祖父の死亡による相続(一次相続)では父と父の妹(叔母)が相続人となり、父の死亡による相続(二次相続)では母と子が相続人となりました。
本来、一次相続における相続税申告の期限は、祖父の死亡を知った日の翌日から10ヶ月後の2020年11月1日です。しかし、一次相続で相続税申告をする必要のあった父が、申告前に亡くなってしまっています。
このような場合、父が提出する必要があった一次相続の相続税申告書は、「父の相続人」が代わりに行うことになります。つまり、このケースでは、父の代わりに母と子が共同して申告を行う必要があるのです。
また、母と子が共同して行う相続税申告の期限は、「父の死亡を知った日の翌日から10ヶ月」まで延長されます。したがって、母と子は2021年3月1日までに祖父の相続に関する相続税申告書を提出すれば良いのです。
なお、一次相続のもう1人の相続人である叔母は、本来の申告期限である2020年11月1日までに申告を行わなければなりません。同じ一次相続の申告であっても、申告人によって期限が異なる場合がありますので注意しましょう。
具体例② 父の後に母が亡くなった場合
例えば、2020年1月1日に父が亡くなり、相続税申告をしないま2020年5月1日に母が亡くなったケースを考えてみましょう。
父の死亡による相続(一次相続)では母と子が相続人となり、母の死亡による相続(二次相続)では子のみが相続人となりました。
このケースでは、子が一次相続・二次相続ともに相続人となっています。
本来、一次相続における相続税申告の期限は、父の死亡を知った日の翌日から10ヶ月後の2020年11月1日です。

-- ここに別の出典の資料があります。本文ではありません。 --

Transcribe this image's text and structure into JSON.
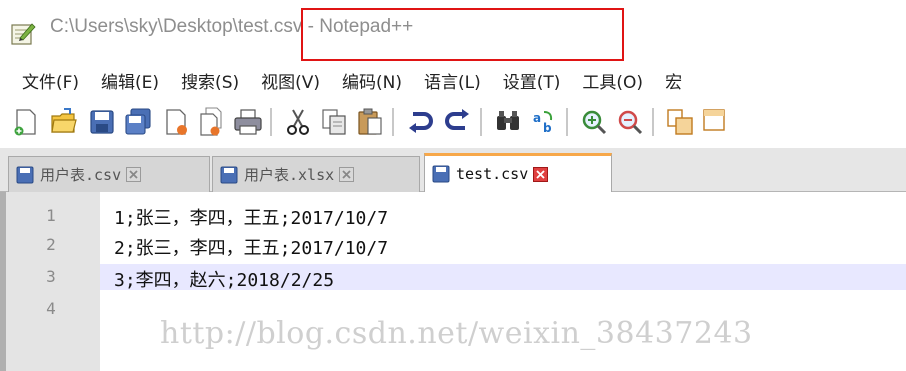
{
  "window": {
    "title": "C:\\Users\\sky\\Desktop\\test.csv - Notepad++",
    "app_icon": "notepad-plus-plus-icon"
  },
  "menu": [
    {
      "label": "文件(F)"
    },
    {
      "label": "编辑(E)"
    },
    {
      "label": "搜索(S)"
    },
    {
      "label": "视图(V)"
    },
    {
      "label": "编码(N)"
    },
    {
      "label": "语言(L)"
    },
    {
      "label": "设置(T)"
    },
    {
      "label": "工具(O)"
    },
    {
      "label": "宏"
    }
  ],
  "toolbar": {
    "icons": [
      "new-file-icon",
      "open-file-icon",
      "save-icon",
      "save-all-icon",
      "close-icon",
      "close-all-icon",
      "print-icon",
      "cut-icon",
      "copy-icon",
      "paste-icon",
      "undo-icon",
      "redo-icon",
      "find-icon",
      "replace-icon",
      "zoom-in-icon",
      "zoom-out-icon",
      "sync-vertical-icon",
      "sync-horizontal-icon"
    ]
  },
  "tabs": [
    {
      "label": "用户表.csv",
      "active": false
    },
    {
      "label": "用户表.xlsx",
      "active": false
    },
    {
      "label": "test.csv",
      "active": true
    }
  ],
  "editor": {
    "lines": [
      {
        "number": "1",
        "text": "1;张三，李四，王五;2017/10/7"
      },
      {
        "number": "2",
        "text": "2;张三，李四，王五;2017/10/7"
      },
      {
        "number": "3",
        "text": "3;李四，赵六;2018/2/25"
      },
      {
        "number": "4",
        "text": ""
      }
    ],
    "current_line": 3
  },
  "watermark": "http://blog.csdn.net/weixin_38437243",
  "colors": {
    "highlight_box": "#e01414",
    "active_tab_accent": "#f7a84a",
    "current_line": "#e8e8ff"
  }
}
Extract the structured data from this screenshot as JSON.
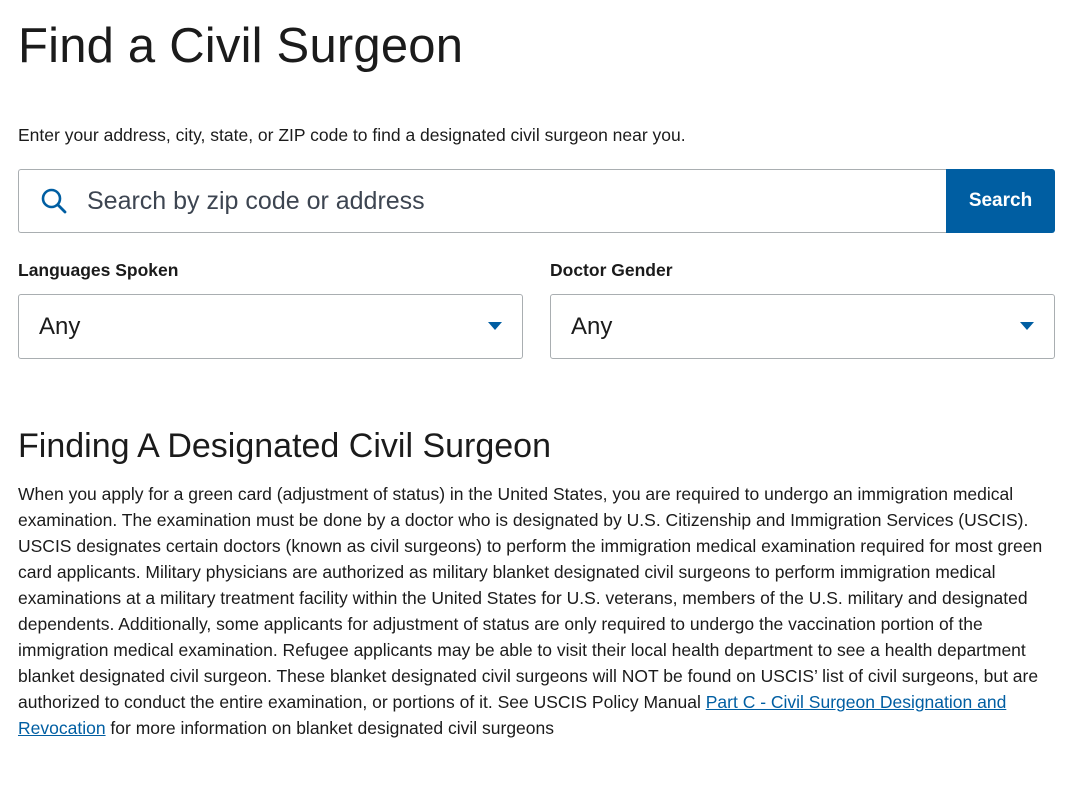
{
  "page": {
    "title": "Find a Civil Surgeon",
    "intro": "Enter your address, city, state, or ZIP code to find a designated civil surgeon near you."
  },
  "search": {
    "placeholder": "Search by zip code or address",
    "value": "",
    "button_label": "Search",
    "icon": "search-icon"
  },
  "filters": {
    "languages": {
      "label": "Languages Spoken",
      "selected": "Any"
    },
    "gender": {
      "label": "Doctor Gender",
      "selected": "Any"
    }
  },
  "info": {
    "heading": "Finding A Designated Civil Surgeon",
    "body_before_link": "When you apply for a green card (adjustment of status) in the United States, you are required to undergo an immigration medical examination. The examination must be done by a doctor who is designated by U.S. Citizenship and Immigration Services (USCIS). USCIS designates certain doctors (known as civil surgeons) to perform the immigration medical examination required for most green card applicants. Military physicians are authorized as military blanket designated civil surgeons to perform immigration medical examinations at a military treatment facility within the United States for U.S. veterans, members of the U.S. military and designated dependents.  Additionally, some applicants for adjustment of status are only required to undergo the vaccination portion of the immigration medical examination.   Refugee applicants may be able to visit their local health department to see a health department blanket designated civil surgeon.   These blanket designated civil surgeons will NOT be found on USCIS’ list of civil surgeons, but are authorized to conduct the entire examination, or portions of it.  See USCIS Policy Manual ",
    "link_text": "Part C - Civil Surgeon Designation and Revocation",
    "body_after_link": " for more information on blanket designated civil surgeons"
  },
  "colors": {
    "accent": "#005ea2",
    "text": "#1b1b1b",
    "border": "#a9aeb1"
  }
}
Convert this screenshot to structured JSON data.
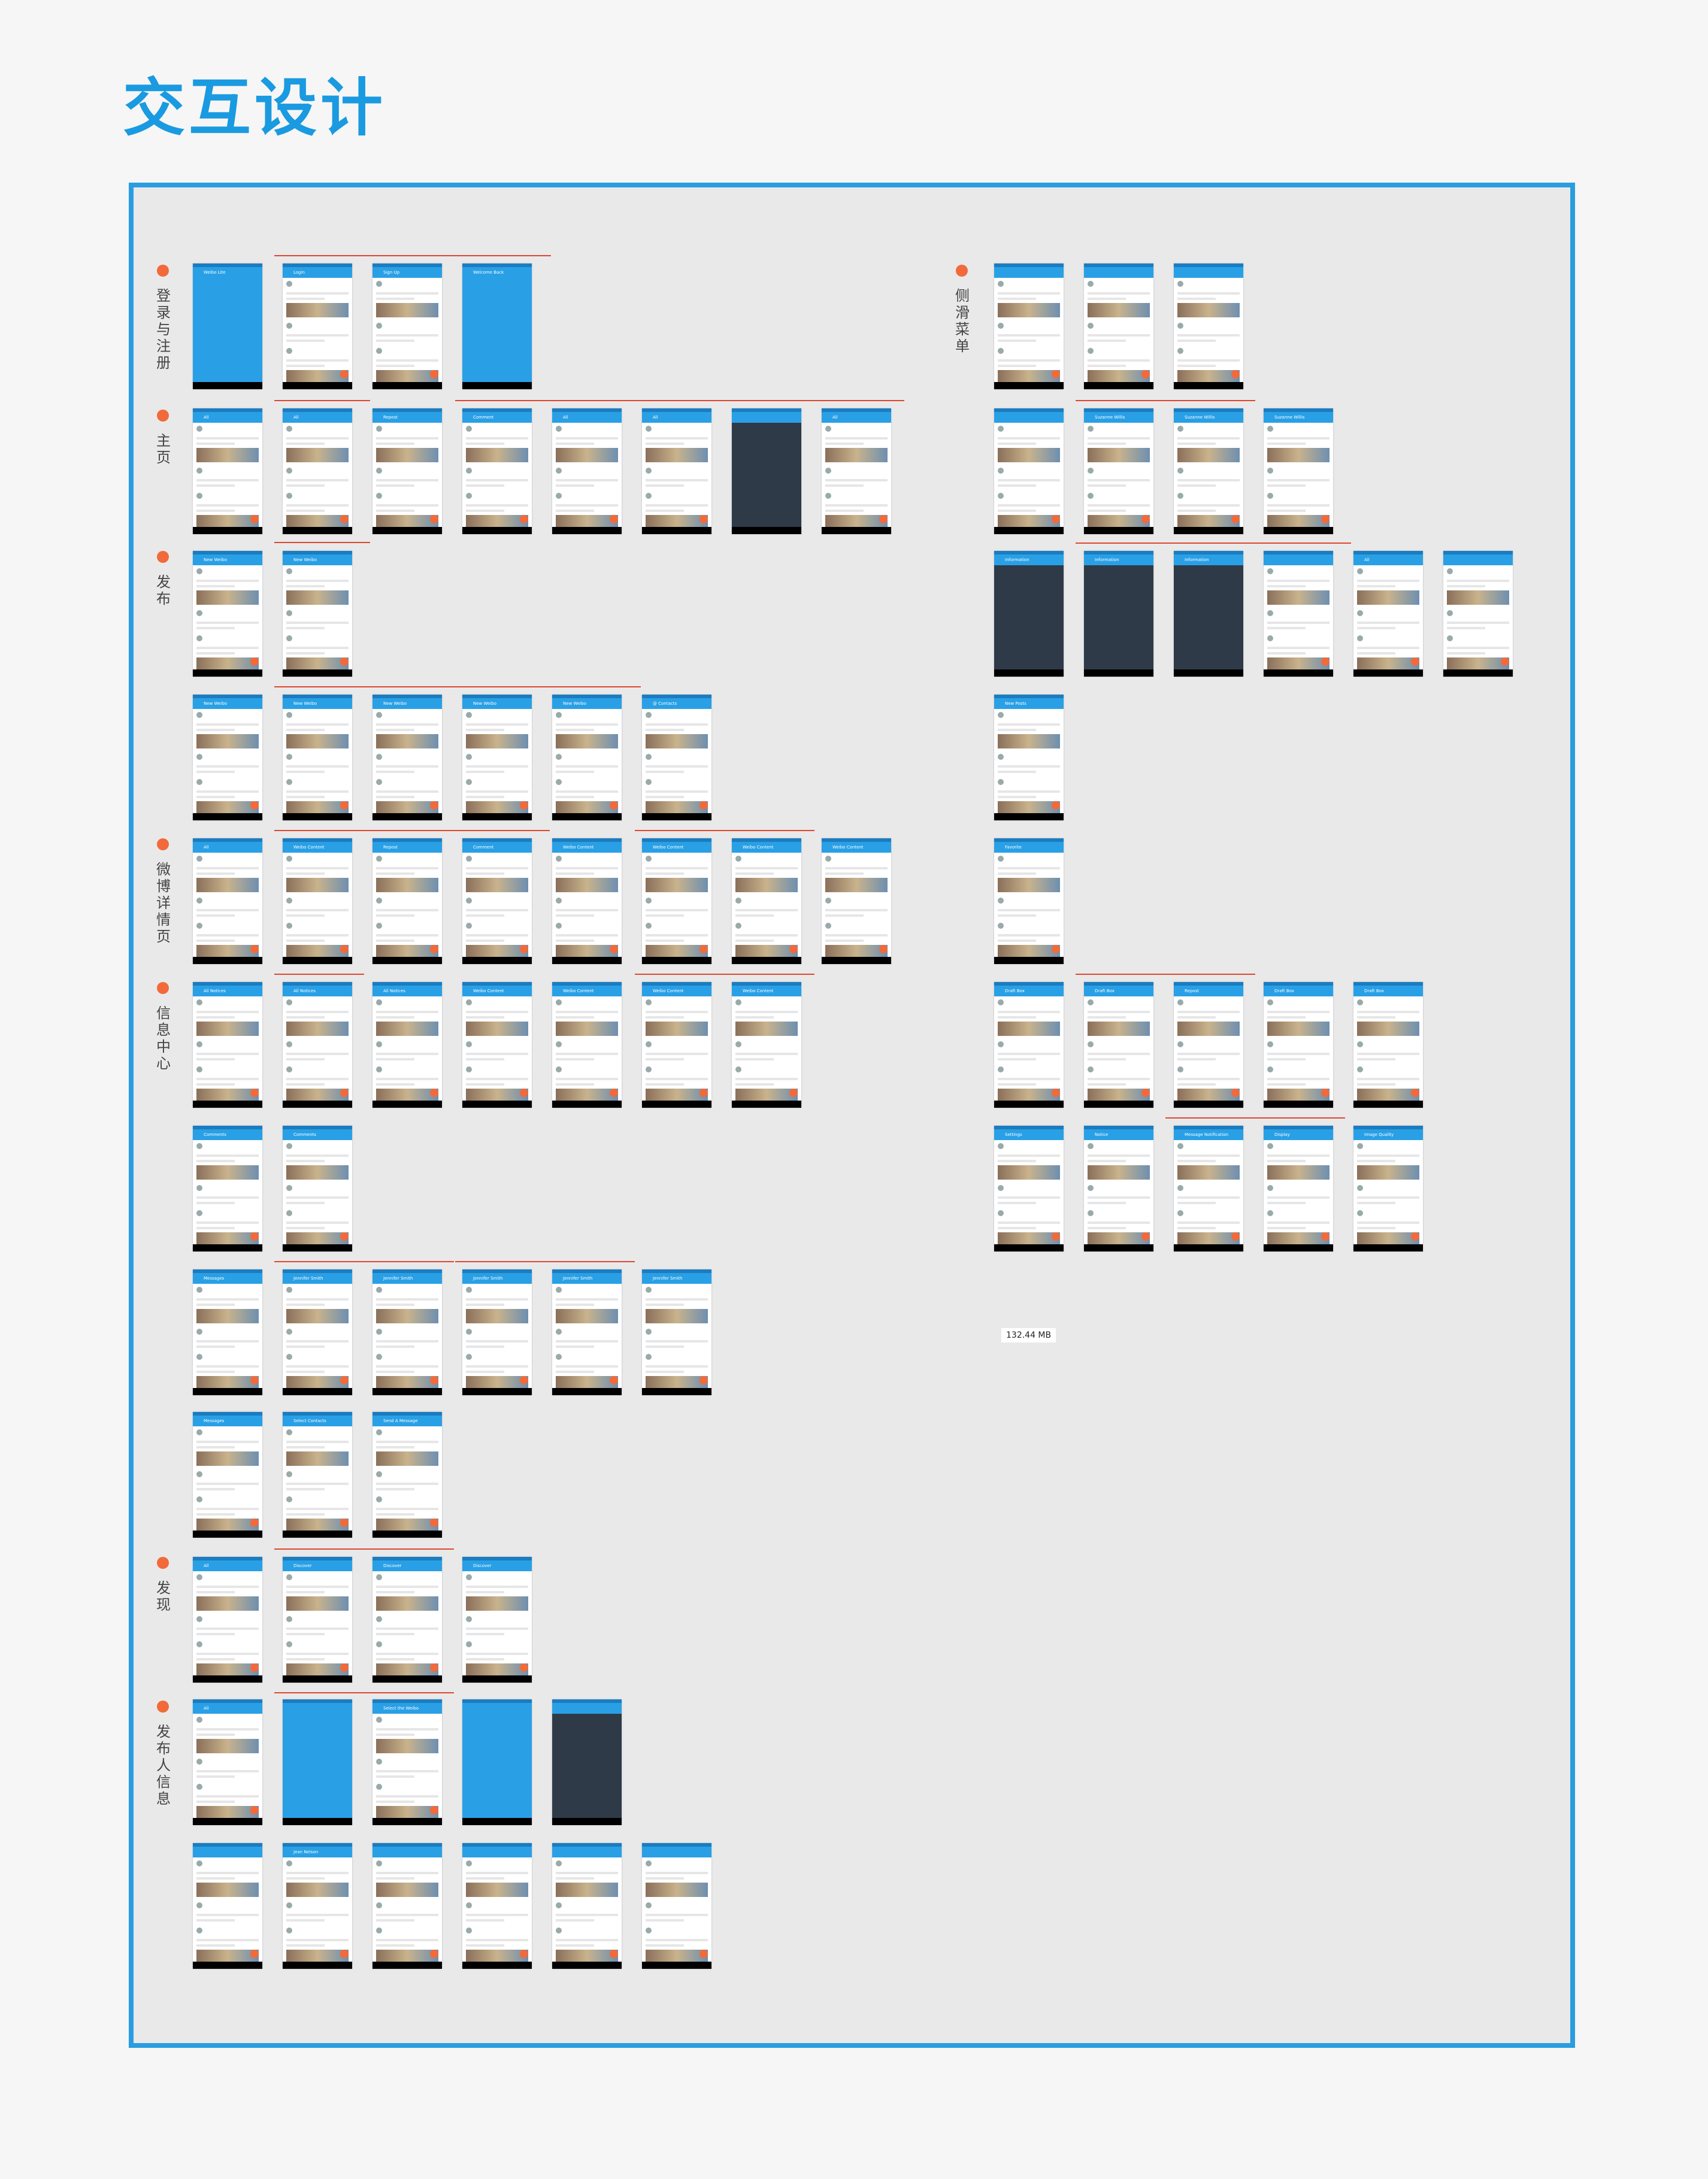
{
  "page": {
    "title": "交互设计"
  },
  "sections_left": [
    {
      "label": "登录与注册"
    },
    {
      "label": "主页"
    },
    {
      "label": "发布"
    },
    {
      "label": "微博详情页"
    },
    {
      "label": "信息中心"
    },
    {
      "label": "发现"
    },
    {
      "label": "发布人信息"
    }
  ],
  "sections_right": [
    {
      "label": "侧滑菜单"
    }
  ],
  "screens": {
    "login_row": [
      "Weibo Lite",
      "Login",
      "Sign Up",
      "Welcome Back"
    ],
    "home_row": [
      "All",
      "All",
      "Repost",
      "Comment",
      "All",
      "All",
      "",
      "All"
    ],
    "publish_row1": [
      "New Weibo",
      "New Weibo"
    ],
    "publish_row2": [
      "New Weibo",
      "New Weibo",
      "New Weibo",
      "New Weibo",
      "New Weibo",
      "@ Contacts"
    ],
    "detail_row": [
      "All",
      "Weibo Content",
      "Repost",
      "Comment",
      "Weibo Content",
      "Weibo Content",
      "Weibo Content",
      "Weibo Content"
    ],
    "msg_row1": [
      "All Notices",
      "All Notices",
      "All Notices",
      "Weibo Content",
      "Weibo Content",
      "Weibo Content",
      "Weibo Content"
    ],
    "msg_row2": [
      "Comments",
      "Comments"
    ],
    "msg_row3": [
      "Messages",
      "Jennifer Smith",
      "Jennifer Smith",
      "Jennifer Smith",
      "Jennifer Smith",
      "Jennifer Smith"
    ],
    "msg_row4": [
      "Messages",
      "Select Contacts",
      "Send A Message"
    ],
    "discover_row": [
      "All",
      "Discover",
      "Discover",
      "Discover"
    ],
    "profile_row1": [
      "All",
      "",
      "Select the Weibo",
      "",
      ""
    ],
    "profile_row2": [
      "",
      "Jean Nelson",
      "",
      "",
      "",
      ""
    ],
    "menu_row1": [
      "",
      "",
      ""
    ],
    "menu_row2": [
      "",
      "Suzanne Willis",
      "Suzanne Willis",
      "Suzanne Willis"
    ],
    "menu_row3": [
      "Information",
      "Information",
      "Information",
      "",
      "All",
      ""
    ],
    "menu_col": [
      "New Posts",
      "Favorite"
    ],
    "menu_row4": [
      "Draft Box",
      "Draft Box",
      "Repost",
      "Draft Box",
      "Draft Box"
    ],
    "menu_row5": [
      "Settings",
      "Notice",
      "Message Notification",
      "Display",
      "Image Quality"
    ],
    "menu_storage": {
      "size": "132.44 MB"
    }
  },
  "colors": {
    "accent": "#29a0e6",
    "frame": "#2a9de0",
    "marker": "#f26a3a",
    "connector": "#e0462e"
  }
}
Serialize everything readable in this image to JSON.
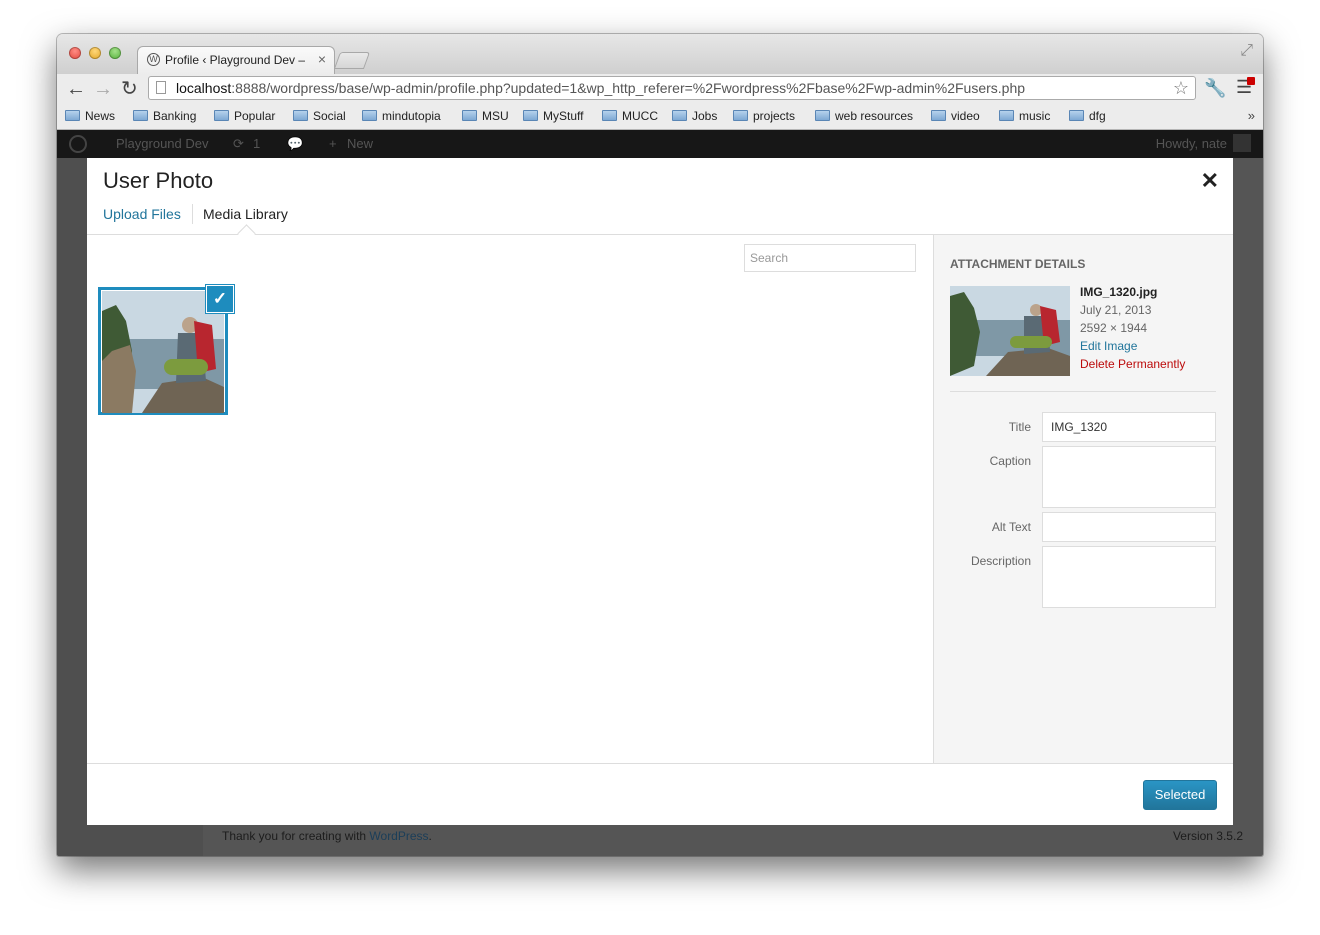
{
  "browser": {
    "tab_title": "Profile ‹ Playground Dev —",
    "url_host": "localhost",
    "url_rest": ":8888/wordpress/base/wp-admin/profile.php?updated=1&wp_http_referer=%2Fwordpress%2Fbase%2Fwp-admin%2Fusers.php",
    "bookmarks": [
      "News",
      "Banking",
      "Popular",
      "Social",
      "mindutopia",
      "MSU",
      "MyStuff",
      "MUCC",
      "Jobs",
      "projects",
      "web resources",
      "video",
      "music",
      "dfg"
    ]
  },
  "adminbar": {
    "site_name": "Playground Dev",
    "updates_count": "1",
    "new_label": "New",
    "howdy": "Howdy, nate"
  },
  "footer": {
    "thanks_prefix": "Thank you for creating with ",
    "thanks_link": "WordPress",
    "thanks_suffix": ".",
    "version": "Version 3.5.2"
  },
  "modal": {
    "title": "User Photo",
    "tabs": {
      "upload": "Upload Files",
      "library": "Media Library"
    },
    "search_placeholder": "Search",
    "details": {
      "heading": "ATTACHMENT DETAILS",
      "filename": "IMG_1320.jpg",
      "date": "July 21, 2013",
      "dimensions": "2592 × 1944",
      "edit_link": "Edit Image",
      "delete_link": "Delete Permanently"
    },
    "fields": {
      "title_label": "Title",
      "title_value": "IMG_1320",
      "caption_label": "Caption",
      "alt_label": "Alt Text",
      "description_label": "Description"
    },
    "select_button": "Selected"
  }
}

しかし、一次相続で相続税申告をする必要のあった母が、申告前に亡くなってしまっています。
このような場合、母が提出する必要があった一次相続の相続税申告書は、「母の相続人」が代わりに行うことになります。つまり、このケースでは母の代わりに子が申告を行う必要があるのです。
また、申告期限は「母の死亡を知った日の翌日から10ヶ月」まで延長されます。したがって、子は2021年3月1日までに母の相続税申告書を提出すれば良いのです。
なお、一次相続における子の申告期限は2020年11月1日で変わりありません。このケースでは「一次相続における子の申告」「一次相続における母の申告」「二次相続における子の申告」の3つを子が行わなければなりませんので、それぞれの期限を間違えないように注意が必要です。
代わりに相続税申告をする場合の提出書類
先ほどの具体例のように、相続税申告前に相続人が亡くなってしまい、代わりに母や子が相続税申告を行う場合は、本来の相続税申告とは異なる書類を提出する必要があります。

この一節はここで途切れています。